Weekly Recap 12/8 - 12/14
Here’s what we are reading, watching, and liking.
The article of the week is Movement Variability: Should we eliminate it, or embrace it? from Barbell Medicine.
The video of the week is from HealthNut Nutrition about some basic skills to ace your meal prep for the week.
Our first social media post of the week is from Amanda Kohatsu about what body recomposition is and the process and time that is usually required to see results. The second post is from Chrissy King about self-care and the various ways that you can practice self-care that don’t always include bubble baths.
Article of the Week
Movement Variability: Should we eliminate it, or embrace it?
Our attempts to understand and explain complex systems commonly involve reductionist analysis, whereby a system is broken down into its component parts for easier understanding. Theoretically, after analyzing and understanding each of the individual components of the system, we can “add” these understandings back together in a linear fashion and emerge with a complete understanding of the whole. For basic problems and many of our man-made systems, this is often a perfectly adequate approach.
But when it comes to more complex biological systems, like humans, purely reductionist approaches have led us to understandings that have ultimately proven incomplete and, in many cases, incorrect. This is particularly apparent in biomedicine where a number of diagnostic and therapeutic approaches that seem perfectly sensible under traditional reductionist thinking ultimately prove ineffective or even harmful (for more on this, including specific examples, see HERE as well as our podcasts and articles on pain).

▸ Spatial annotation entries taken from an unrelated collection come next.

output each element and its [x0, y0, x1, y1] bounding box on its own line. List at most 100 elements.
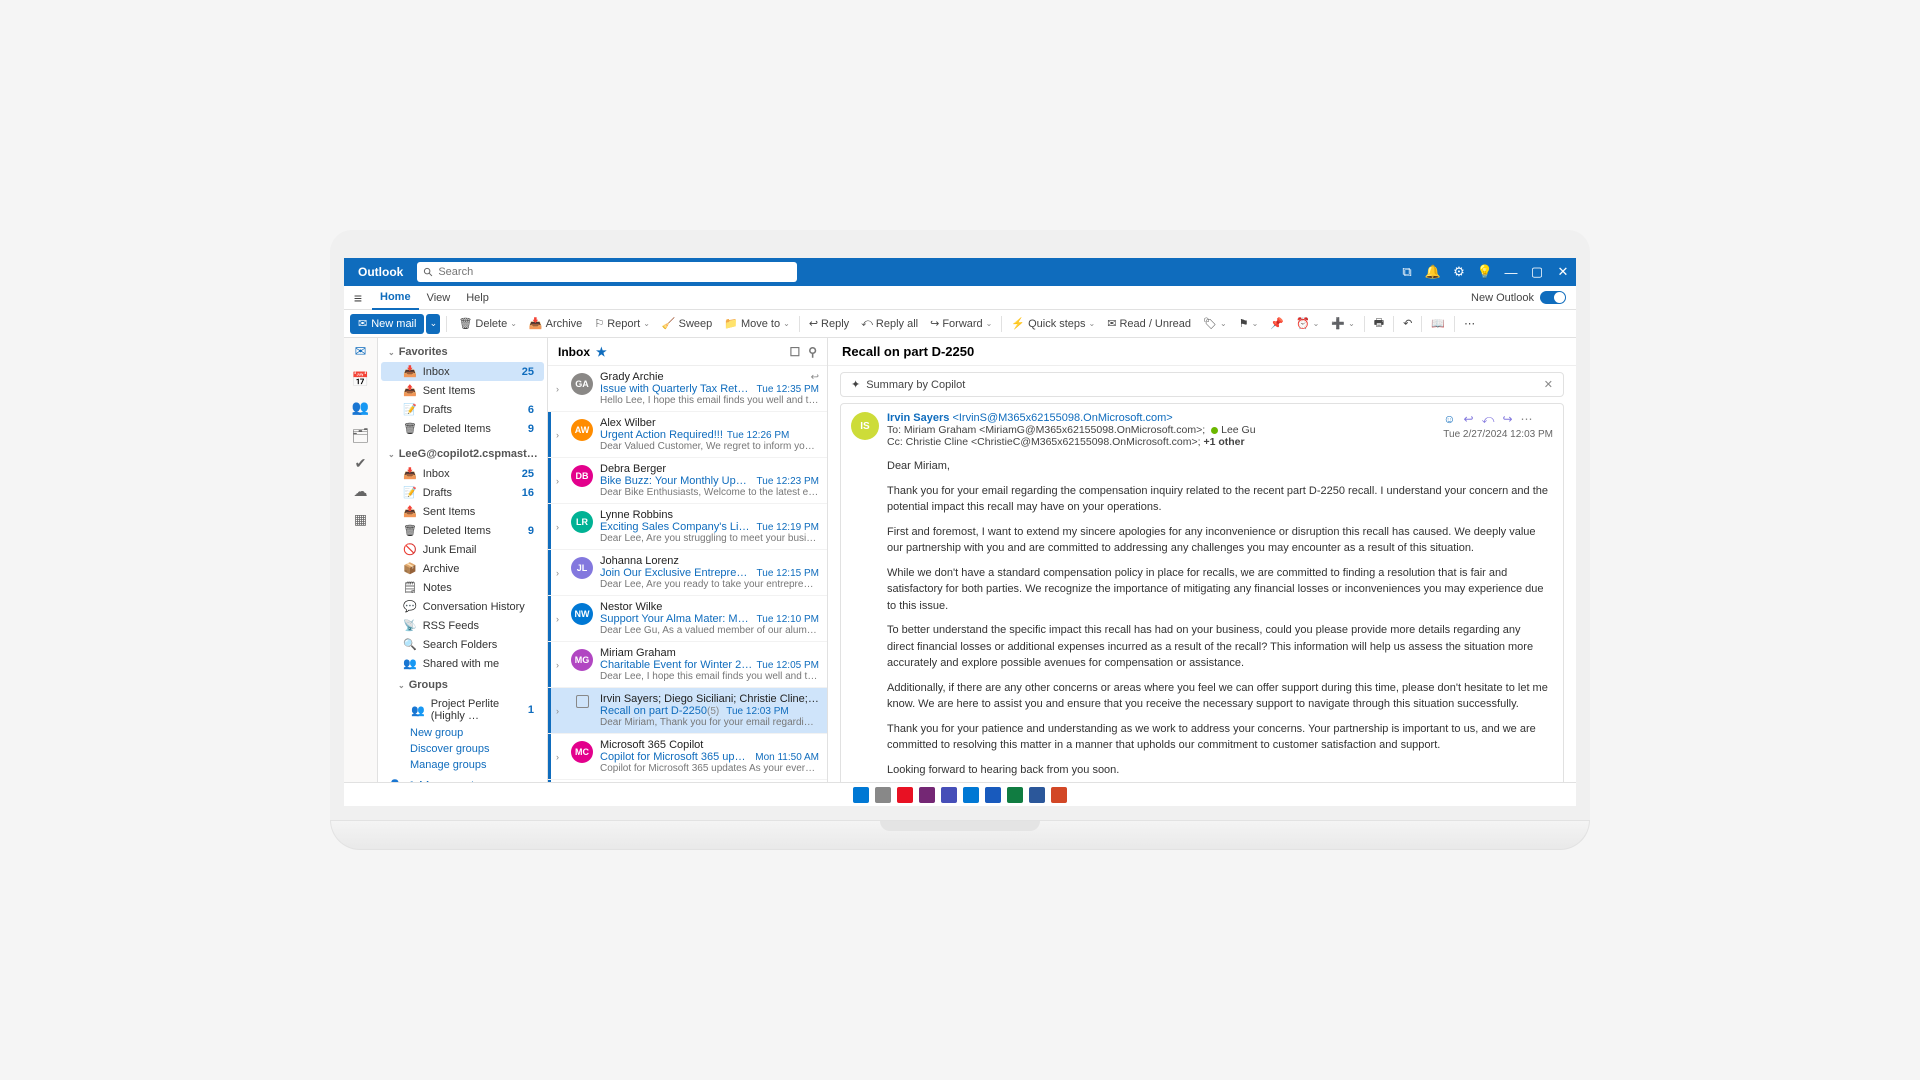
taskbar-app-9[interactable] — [1051, 787, 1067, 803]
rail-onedrive[interactable]: ☁ — [352, 482, 370, 500]
toggle-switch[interactable] — [1540, 291, 1566, 304]
group-link[interactable]: New group — [378, 725, 547, 741]
nav-deleted-items[interactable]: 🗑Deleted Items9 — [381, 521, 544, 540]
chevron-icon[interactable]: › — [556, 647, 564, 682]
rail-mail[interactable]: ✉ — [352, 342, 370, 360]
account-header[interactable]: ⌄LeeG@copilot2.cspmast… — [378, 444, 547, 464]
ribbon-broom[interactable]: 🧹Sweep — [657, 314, 717, 334]
tab-home[interactable]: Home — [372, 286, 419, 310]
taskbar-app-7[interactable] — [1007, 787, 1023, 803]
forward-icon[interactable]: ↪ — [1502, 412, 1512, 426]
nav-conversation-history[interactable]: 💬Conversation History — [381, 597, 544, 616]
ribbon-print[interactable]: 🖶 — [1369, 314, 1389, 334]
ribbon-undo[interactable]: ↶ — [1398, 314, 1417, 334]
chevron-icon[interactable]: › — [556, 371, 564, 406]
windows-taskbar[interactable] — [344, 782, 1576, 806]
nav-search-folders[interactable]: 🔍Search Folders — [381, 635, 544, 654]
reply-all-icon[interactable]: ⤺ — [1482, 412, 1495, 427]
smile-icon[interactable]: ☺ — [1443, 412, 1455, 426]
minimize-icon[interactable]: — — [1498, 265, 1524, 280]
message-item[interactable]: › MG Miriam Graham Charitable Event for … — [548, 642, 827, 688]
nav-shared-with-me[interactable]: 👥Shared with me — [381, 654, 544, 673]
taskbar-app-0[interactable] — [853, 787, 869, 803]
nav-drafts[interactable]: 📝Drafts6 — [381, 400, 544, 419]
chevron-icon[interactable]: › — [556, 509, 564, 544]
ribbon-addon[interactable]: ➕⌄ — [1326, 314, 1359, 334]
nav-inbox[interactable]: 📥Inbox25 — [381, 362, 544, 381]
new-mail-button[interactable]: ✉ New mail — [350, 314, 424, 334]
favorites-header[interactable]: ⌄Favorites — [378, 342, 547, 362]
rail-people[interactable]: 👥 — [352, 398, 370, 416]
new-outlook-toggle[interactable]: New Outlook — [1471, 291, 1576, 304]
nav-sent-items[interactable]: 📤Sent Items — [381, 381, 544, 400]
rail-groups[interactable]: 🗂 — [352, 426, 370, 444]
taskbar-app-8[interactable] — [1029, 787, 1045, 803]
ribbon-flag[interactable]: ⚐Report⌄ — [589, 314, 655, 334]
chevron-icon[interactable]: › — [556, 463, 564, 498]
select-all-icon[interactable]: ☐ — [789, 345, 800, 359]
tips-icon[interactable]: 💡 — [1472, 264, 1498, 280]
search-input[interactable] — [438, 266, 791, 278]
nav-deleted-items[interactable]: 🗑Deleted Items9 — [381, 419, 544, 438]
ribbon-folder[interactable]: 📁Move to⌄ — [719, 314, 795, 334]
nav-rss-feeds[interactable]: 📡RSS Feeds — [381, 616, 544, 635]
hamburger-icon[interactable]: ≡ — [344, 290, 372, 306]
chevron-icon[interactable]: › — [556, 693, 564, 728]
group-project[interactable]: 👥 Project Perlite (Highly … 1 — [381, 695, 544, 725]
chevron-icon[interactable]: › — [556, 739, 564, 774]
nav-junk-email[interactable]: 🚫Junk Email — [381, 540, 544, 559]
nav-drafts[interactable]: 📝Drafts16 — [381, 483, 544, 502]
ribbon-forward[interactable]: ↪Forward⌄ — [925, 314, 997, 334]
ribbon-more[interactable]: ⋯ — [1459, 314, 1480, 334]
message-item[interactable]: › NW Nestor Wilke Support Your Alma Mate… — [548, 596, 827, 642]
message-items[interactable]: › GA Grady Archie↩ Issue with Quarterly … — [548, 366, 827, 782]
new-mail-split[interactable]: ⌄ — [426, 314, 440, 334]
ribbon-replyall[interactable]: ⤺Reply all — [856, 314, 923, 334]
nav-sent-items[interactable]: 📤Sent Items — [381, 502, 544, 521]
message-item[interactable]: › MC Microsoft 365 Copilot Copilot for M… — [548, 734, 827, 780]
message-item[interactable]: › AW Alex Wilber Urgent Action Required!… — [548, 412, 827, 458]
reading-scroll[interactable]: IS Irvin Sayers <IrvinS@M365x62155098.On… — [828, 403, 1576, 782]
rail-todo[interactable]: ✔ — [352, 454, 370, 472]
add-account-button[interactable]: 👤 Add account — [378, 773, 547, 782]
ribbon-archive[interactable]: 📥Archive — [524, 314, 587, 334]
message-item[interactable]: › LR Lynne Robbins Exciting Sales Compan… — [548, 504, 827, 550]
chevron-icon[interactable]: › — [556, 601, 564, 636]
ribbon-reply[interactable]: ↩Reply — [804, 314, 854, 334]
taskbar-app-3[interactable] — [919, 787, 935, 803]
checkbox-icon[interactable] — [576, 695, 589, 708]
filter-icon[interactable]: ⚲ — [808, 345, 817, 359]
group-link[interactable]: Discover groups — [378, 741, 547, 757]
chevron-icon[interactable]: › — [556, 417, 564, 452]
groups-header[interactable]: ⌄Groups — [378, 675, 547, 695]
reply-icon[interactable]: ↩ — [1464, 412, 1474, 426]
rail-calendar[interactable]: 📅 — [352, 370, 370, 388]
maximize-icon[interactable]: ▢ — [1524, 264, 1550, 280]
group-link[interactable]: Manage groups — [378, 757, 547, 773]
ribbon-pin[interactable]: 📌 — [1265, 314, 1289, 334]
ribbon-tag[interactable]: 🏷⌄ — [1198, 314, 1232, 334]
taskbar-app-4[interactable] — [941, 787, 957, 803]
close-icon[interactable]: ✕ — [1550, 264, 1576, 280]
sender-name-1[interactable]: Irvin Sayers <IrvinS@M365x62155098.OnMic… — [887, 412, 1435, 424]
more-icon[interactable]: ⋯ — [1521, 412, 1533, 426]
tab-help[interactable]: Help — [458, 286, 497, 310]
message-item[interactable]: › JL Johanna Lorenz Join Our Exclusive E… — [548, 550, 827, 596]
rail-apps[interactable]: ▦ — [352, 510, 370, 528]
star-icon[interactable]: ★ — [596, 345, 607, 359]
taskbar-app-6[interactable] — [985, 787, 1001, 803]
ribbon-immersive[interactable]: 📖 — [1426, 314, 1450, 334]
message-item[interactable]: › Irvin Sayers; Diego Siciliani; Christi… — [548, 688, 827, 734]
ribbon-bolt[interactable]: ⚡Quick steps⌄ — [1006, 314, 1100, 334]
notifications-icon[interactable]: 🔔 — [1420, 264, 1446, 280]
tab-view[interactable]: View — [419, 286, 459, 310]
chevron-icon[interactable]: › — [556, 555, 564, 590]
ribbon-trash[interactable]: 🗑Delete⌄ — [453, 314, 521, 334]
taskbar-app-5[interactable] — [963, 787, 979, 803]
copilot-summary-bar[interactable]: ✦ Summary by Copilot ✕ — [840, 372, 1564, 397]
nav-inbox[interactable]: 📥Inbox25 — [381, 464, 544, 483]
taskbar-app-1[interactable] — [875, 787, 891, 803]
ribbon-snooze[interactable]: ⏰⌄ — [1291, 314, 1324, 334]
taskbar-app-2[interactable] — [897, 787, 913, 803]
close-copilot-icon[interactable]: ✕ — [1544, 378, 1553, 391]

In the context of sport and other physical endeavors including strength training, athletes and coaches apply reductionist thinking to the human body as a simple mechanical system in order to deduce conclusions about how humans should move for optimal performance and to reduce the risk of injury. This typically involves modeling humans as machines and applying basic physics and classical mechanics to a given task or athletic scenario. For example, the use of stick-figure free body diagrams are used to deduce conclusions about universal “optimal” movement patterns under load, as well as presumed risk factors for injury such as spinal flexion or knee valgus.